Zambian Artist Victor Kalinosi Mutale Announced as First ARAK Collection Artist in Residence
Doha, Qatar – August 2025 – The ARAK Collection is honoured to welcome Victor Kalinosi Mutale as the inaugural artist to participate in our newly established Artist in Residence programme.
Born in 1971 in Mungwe, Zambia, Mutale is a self-taught artist whose formative years were marked by a deep engagement with drawing and a growing awareness of the political and cultural shifts shaping Southern Africa. Influenced by Pan-Africanist ideals and a family legacy of liberation struggles, he initially considered a military path before redirecting his energy to art following South Africa’s democratic transition.
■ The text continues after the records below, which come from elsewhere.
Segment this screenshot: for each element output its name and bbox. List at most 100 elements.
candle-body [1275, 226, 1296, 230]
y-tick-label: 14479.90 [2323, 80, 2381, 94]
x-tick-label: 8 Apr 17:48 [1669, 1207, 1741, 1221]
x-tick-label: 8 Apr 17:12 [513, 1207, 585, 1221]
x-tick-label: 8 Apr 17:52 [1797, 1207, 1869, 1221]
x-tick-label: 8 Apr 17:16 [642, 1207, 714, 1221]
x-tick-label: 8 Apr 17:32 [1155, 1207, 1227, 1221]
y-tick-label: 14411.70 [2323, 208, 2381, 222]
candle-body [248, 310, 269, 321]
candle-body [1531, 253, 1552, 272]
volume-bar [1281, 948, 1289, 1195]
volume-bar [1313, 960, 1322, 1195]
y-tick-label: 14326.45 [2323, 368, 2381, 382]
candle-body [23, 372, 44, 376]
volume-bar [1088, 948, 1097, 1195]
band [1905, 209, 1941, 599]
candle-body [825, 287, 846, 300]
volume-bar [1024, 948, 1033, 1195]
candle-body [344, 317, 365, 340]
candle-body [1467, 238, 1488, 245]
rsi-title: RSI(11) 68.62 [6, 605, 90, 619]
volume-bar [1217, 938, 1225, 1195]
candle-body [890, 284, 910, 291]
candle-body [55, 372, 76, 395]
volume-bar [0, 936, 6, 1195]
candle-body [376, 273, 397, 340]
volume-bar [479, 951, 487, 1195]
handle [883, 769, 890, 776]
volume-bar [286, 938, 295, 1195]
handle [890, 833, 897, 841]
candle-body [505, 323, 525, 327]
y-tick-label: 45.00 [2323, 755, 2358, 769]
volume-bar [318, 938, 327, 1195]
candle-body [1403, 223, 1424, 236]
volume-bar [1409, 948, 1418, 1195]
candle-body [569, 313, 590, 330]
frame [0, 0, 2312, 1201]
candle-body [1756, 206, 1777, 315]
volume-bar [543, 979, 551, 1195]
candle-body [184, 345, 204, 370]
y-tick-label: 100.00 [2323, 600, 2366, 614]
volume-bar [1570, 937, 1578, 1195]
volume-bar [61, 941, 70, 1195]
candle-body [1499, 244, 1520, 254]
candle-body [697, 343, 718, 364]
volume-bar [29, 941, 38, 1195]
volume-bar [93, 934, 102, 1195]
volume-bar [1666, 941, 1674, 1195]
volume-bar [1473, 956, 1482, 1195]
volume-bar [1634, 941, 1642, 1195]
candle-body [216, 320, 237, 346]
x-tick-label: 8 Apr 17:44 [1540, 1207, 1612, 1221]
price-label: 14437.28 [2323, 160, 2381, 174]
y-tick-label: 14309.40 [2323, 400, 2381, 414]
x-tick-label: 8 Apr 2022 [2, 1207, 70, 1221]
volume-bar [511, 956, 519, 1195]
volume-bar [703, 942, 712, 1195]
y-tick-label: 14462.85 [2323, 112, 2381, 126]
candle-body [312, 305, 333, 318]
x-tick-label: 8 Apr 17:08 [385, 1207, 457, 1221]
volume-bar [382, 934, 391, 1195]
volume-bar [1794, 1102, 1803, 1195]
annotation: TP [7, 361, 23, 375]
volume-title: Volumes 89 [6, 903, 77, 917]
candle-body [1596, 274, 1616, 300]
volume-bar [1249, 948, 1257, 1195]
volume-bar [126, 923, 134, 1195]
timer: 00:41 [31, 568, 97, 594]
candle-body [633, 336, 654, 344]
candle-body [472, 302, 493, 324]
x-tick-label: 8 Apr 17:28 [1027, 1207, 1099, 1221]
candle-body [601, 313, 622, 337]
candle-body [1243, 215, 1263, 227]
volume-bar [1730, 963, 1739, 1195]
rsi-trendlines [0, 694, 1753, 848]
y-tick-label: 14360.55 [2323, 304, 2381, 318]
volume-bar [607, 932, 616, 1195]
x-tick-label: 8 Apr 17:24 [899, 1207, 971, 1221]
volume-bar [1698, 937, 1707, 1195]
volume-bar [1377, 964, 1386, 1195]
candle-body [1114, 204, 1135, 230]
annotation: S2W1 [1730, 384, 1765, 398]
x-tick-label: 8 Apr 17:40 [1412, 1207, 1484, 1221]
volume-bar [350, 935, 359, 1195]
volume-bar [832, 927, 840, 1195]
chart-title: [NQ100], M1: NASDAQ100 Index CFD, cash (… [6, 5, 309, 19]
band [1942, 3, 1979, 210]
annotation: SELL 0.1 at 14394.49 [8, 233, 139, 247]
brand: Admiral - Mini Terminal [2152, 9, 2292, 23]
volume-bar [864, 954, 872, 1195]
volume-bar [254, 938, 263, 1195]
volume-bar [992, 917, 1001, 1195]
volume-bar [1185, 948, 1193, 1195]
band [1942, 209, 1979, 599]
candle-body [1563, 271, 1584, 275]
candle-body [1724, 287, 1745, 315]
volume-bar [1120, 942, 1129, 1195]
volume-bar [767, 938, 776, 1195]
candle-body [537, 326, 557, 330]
Since 1995, Mutale has worked across drawing, sculpture, and collage, creating works that engage questions of identity, heritage, and historical memory.
Reflecting on his drawing practice, Mutale explains: “I did simple drawings in simple form so that when I am not there the viewer can tell the story by relating the drawing to the title. These are symbols I have not seen before. I was just applying my brain to create. Random images would pop up when I came up with the concept.”

This approach has earned significant critical acclaim. In Chronicles of the Road: Five Nations, Five Artists, art historian Barnabas Ticha Muvhuti observed that Mutale’s symbols allow him to address complex subjects “without having to reproduce figurations of the dehumanised subject, thereby making a clever intervention.” Writer Ashraf Jamal, in African Art: The ARAK Collection, notes that Mutale’s work offers “the rest and ease that comes when we stop making sense; when things, forms, colours, conspire to liberate us from ourselves, from culture and civilisation, from bondage.”
During his residency in Doha, Mutale will develop new work that continues his exploration of identity and historical memory.
The ARAK Collection looks forward to presenting the results of this residency and to deepening dialogue around contemporary African art in Qatar and beyond.